Gaza reporter: It's more than a job for me

Gaza reporter: It's more than a job for me

Noor Harazeen has plenty to worry about. Her husband. Her two children. Her elderly parents. And the deadly battle raging all around them. 

Harazeen is CGTN's correspondent in Gaza. She covers a conflict that's claimed the lives of more than 15,000 people in just under 60 days. She knows she could be next, but that's one thing she's not worried about. "I understand it's not safe," says Harazeen. "But journalists here have lost that sense of being afraid. And it's my responsibility to stand in front of the camera, and share what's happening - no matter what.”


WATCH: Noor Harazeen reporting from Gaza as Israeli shells explode nearby (October 12)

Harazeen has worked as a journalist in Gaza for nearly a decade, but nothing could have prepared her for the events of October 7. Hamas militants launched surprise attacks inside Israel, killing more than 1,200 people. The country's defense force began a series of airstrikes later that day. "It took me a while to understand what was happening," says Harazeen. "At first, we just heard the bombing. Then, I realized this would be a long-term conflict.”

Israel's military issued a statement on October 13, urging residents to flee northern Gaza before it started a full-scale assault. Harazeen decided to head south with her husband and children. She asked her parents to join them, but they refused. "They said they would not leave. I begged them. I even fought with them, just to come with us," says Harazeen. 

But they stayed behind, eventually taking shelter in a hospital. The building offered respite from the bombing, but it soon became clear that it wasn't safe. Harazeen wasn't sure how they would get out, or even if they were still alive. "We had no communication - no networks, no landlines, no internet. I spent days trying to get answers.”

Harazeen says her parents were part of a group of 80 people who managed to flee the hospital. She met them in southern Gaza, embracing her father before breaking into a sprint when she saw her mother. She nestled her head under the elderly woman's shoulder, sobbing as the reality set in - finally, her family was safe. "This was one of the hardest moments - getting my parents here," says Harazeen. "It was hell.”


WATCH: Harazeen sees her parents for the first time since they fled northern Gaza

There have been other moments that have tested Harazeen's strength. Her 13-year-old cousin suffered critical injuries to both legs, his right hand and stomach. She's also watched people rush their loved ones to hospital in the aftermath of a missile strike. Harazeen almost broke down in tears while reporting live from the Al-Aqsa Martyrs Hospital in central Gaza. Ambulances raced to the entrance, delivering young children - burned, battered and maimed. For many, it was too late. "We witness the injuries of the children day and night. And it reminds me, actually, of my two kids. And it leaves a very deep pain in my heart.”

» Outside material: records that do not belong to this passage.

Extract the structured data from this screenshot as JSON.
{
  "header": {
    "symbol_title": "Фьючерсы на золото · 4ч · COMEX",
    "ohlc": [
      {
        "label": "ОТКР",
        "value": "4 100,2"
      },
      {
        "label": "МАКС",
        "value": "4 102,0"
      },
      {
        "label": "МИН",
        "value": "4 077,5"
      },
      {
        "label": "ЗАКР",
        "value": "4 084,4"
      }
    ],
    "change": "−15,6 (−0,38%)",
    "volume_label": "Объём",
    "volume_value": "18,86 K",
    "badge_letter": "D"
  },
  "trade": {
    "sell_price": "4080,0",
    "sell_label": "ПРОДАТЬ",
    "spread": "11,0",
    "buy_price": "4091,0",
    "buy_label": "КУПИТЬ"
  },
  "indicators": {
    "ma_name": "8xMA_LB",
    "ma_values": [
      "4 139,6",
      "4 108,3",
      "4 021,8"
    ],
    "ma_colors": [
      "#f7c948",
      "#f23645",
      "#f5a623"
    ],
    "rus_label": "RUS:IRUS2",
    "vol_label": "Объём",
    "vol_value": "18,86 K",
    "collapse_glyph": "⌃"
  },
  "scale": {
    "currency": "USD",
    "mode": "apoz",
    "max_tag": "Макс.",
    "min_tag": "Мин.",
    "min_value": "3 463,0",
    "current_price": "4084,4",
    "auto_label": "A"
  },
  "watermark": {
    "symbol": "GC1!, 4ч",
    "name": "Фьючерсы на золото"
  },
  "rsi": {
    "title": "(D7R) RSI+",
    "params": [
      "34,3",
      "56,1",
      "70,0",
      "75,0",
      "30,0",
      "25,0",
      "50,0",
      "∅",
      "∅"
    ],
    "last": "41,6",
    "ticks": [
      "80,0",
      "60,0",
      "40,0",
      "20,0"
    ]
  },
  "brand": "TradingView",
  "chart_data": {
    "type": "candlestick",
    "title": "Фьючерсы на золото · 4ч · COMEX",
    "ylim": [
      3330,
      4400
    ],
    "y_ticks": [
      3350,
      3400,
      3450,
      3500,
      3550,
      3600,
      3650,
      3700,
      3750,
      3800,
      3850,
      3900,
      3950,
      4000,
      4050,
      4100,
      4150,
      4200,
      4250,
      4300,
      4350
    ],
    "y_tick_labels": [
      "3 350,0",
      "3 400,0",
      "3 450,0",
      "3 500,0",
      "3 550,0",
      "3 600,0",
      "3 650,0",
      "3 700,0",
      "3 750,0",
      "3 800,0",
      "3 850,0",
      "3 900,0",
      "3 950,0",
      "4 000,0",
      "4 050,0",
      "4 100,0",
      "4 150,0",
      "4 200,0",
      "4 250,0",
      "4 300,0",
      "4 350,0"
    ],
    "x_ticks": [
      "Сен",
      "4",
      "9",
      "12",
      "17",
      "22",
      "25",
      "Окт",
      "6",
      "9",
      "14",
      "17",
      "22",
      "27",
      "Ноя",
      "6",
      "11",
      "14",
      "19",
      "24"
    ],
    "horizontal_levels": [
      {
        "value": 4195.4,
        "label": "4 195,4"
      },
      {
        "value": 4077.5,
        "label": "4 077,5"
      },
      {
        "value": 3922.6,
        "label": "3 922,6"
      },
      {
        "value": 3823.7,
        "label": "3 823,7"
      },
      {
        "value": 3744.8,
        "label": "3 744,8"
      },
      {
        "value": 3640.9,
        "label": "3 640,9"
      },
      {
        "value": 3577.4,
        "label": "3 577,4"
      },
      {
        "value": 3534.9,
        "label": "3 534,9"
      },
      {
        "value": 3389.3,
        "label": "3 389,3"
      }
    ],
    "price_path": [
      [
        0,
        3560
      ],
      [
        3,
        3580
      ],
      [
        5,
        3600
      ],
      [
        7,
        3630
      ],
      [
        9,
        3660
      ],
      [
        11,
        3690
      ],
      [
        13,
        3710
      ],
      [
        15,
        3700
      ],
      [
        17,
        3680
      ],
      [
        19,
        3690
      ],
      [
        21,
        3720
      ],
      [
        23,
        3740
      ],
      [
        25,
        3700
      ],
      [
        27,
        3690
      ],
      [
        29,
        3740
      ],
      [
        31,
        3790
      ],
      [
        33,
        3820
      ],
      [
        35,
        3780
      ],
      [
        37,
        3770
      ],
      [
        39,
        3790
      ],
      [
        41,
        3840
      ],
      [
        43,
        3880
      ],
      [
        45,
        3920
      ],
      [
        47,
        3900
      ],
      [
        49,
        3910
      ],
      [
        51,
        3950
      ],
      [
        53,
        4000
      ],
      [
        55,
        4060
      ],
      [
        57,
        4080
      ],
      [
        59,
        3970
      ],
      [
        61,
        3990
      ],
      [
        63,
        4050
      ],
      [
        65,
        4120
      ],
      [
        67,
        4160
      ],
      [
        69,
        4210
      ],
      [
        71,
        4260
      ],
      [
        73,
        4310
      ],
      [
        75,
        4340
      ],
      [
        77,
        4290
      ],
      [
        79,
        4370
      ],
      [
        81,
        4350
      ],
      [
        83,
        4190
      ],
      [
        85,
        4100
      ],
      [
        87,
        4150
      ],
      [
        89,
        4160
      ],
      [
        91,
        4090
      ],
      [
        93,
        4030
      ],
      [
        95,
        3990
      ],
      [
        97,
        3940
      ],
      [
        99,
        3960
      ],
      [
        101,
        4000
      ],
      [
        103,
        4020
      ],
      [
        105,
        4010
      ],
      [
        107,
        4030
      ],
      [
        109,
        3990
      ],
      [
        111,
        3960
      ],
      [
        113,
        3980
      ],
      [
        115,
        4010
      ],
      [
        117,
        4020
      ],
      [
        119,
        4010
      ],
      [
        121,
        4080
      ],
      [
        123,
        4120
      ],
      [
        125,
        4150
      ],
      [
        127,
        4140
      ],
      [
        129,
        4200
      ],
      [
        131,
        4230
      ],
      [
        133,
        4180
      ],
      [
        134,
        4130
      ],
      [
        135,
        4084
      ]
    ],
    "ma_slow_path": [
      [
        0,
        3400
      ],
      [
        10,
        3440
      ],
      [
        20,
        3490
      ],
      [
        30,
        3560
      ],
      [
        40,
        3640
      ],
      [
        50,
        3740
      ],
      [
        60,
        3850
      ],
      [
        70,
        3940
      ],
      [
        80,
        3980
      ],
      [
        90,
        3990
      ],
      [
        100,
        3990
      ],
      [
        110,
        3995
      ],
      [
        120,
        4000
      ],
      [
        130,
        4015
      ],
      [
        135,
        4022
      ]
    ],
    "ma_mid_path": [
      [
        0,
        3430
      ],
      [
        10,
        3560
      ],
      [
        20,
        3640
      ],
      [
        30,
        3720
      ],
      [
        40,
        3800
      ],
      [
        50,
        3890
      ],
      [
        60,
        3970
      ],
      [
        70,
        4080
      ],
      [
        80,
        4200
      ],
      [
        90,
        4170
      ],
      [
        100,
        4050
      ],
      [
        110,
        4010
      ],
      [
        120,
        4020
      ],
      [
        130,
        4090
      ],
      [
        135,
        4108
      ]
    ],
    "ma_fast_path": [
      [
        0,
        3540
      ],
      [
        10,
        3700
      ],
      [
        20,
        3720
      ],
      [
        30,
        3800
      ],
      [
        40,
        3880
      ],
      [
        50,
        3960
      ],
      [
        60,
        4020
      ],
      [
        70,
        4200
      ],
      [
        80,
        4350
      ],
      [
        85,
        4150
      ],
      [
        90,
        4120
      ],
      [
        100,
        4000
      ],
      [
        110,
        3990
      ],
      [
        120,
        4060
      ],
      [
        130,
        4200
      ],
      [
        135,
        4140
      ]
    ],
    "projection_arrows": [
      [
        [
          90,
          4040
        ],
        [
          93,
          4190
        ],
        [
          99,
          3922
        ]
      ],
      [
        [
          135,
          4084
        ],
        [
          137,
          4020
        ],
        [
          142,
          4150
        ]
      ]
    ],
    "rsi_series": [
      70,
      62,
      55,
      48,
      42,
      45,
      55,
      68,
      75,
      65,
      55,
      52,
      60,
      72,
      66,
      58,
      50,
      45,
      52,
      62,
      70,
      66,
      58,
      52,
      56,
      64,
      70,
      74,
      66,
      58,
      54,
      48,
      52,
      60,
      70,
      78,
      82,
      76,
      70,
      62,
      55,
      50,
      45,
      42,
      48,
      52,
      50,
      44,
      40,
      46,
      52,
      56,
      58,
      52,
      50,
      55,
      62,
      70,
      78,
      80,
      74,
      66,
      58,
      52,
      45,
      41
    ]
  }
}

That pain may linger for some time. Harazeen thinks most Gaza residents will struggle with the effects of trauma when the conflict is over. She says she already has her own psychological scars. "I reached a point where I could see hundreds of bodies and not shed a tear. Then I would go to bed that night, and think about it, and then cry.”


WATCH: CGTN's Noor Harazeen reports from Gaza as children are rushed to hospital (October 14)

The past seven weeks have been some of the most difficult of Harazeen's life. But she says she's never thought of quitting the profession. "Millions of people are hearing what I'm saying about the latest in Gaza. They're hearing the real news on the ground. This is my responsibility. And this is more than a job for me.”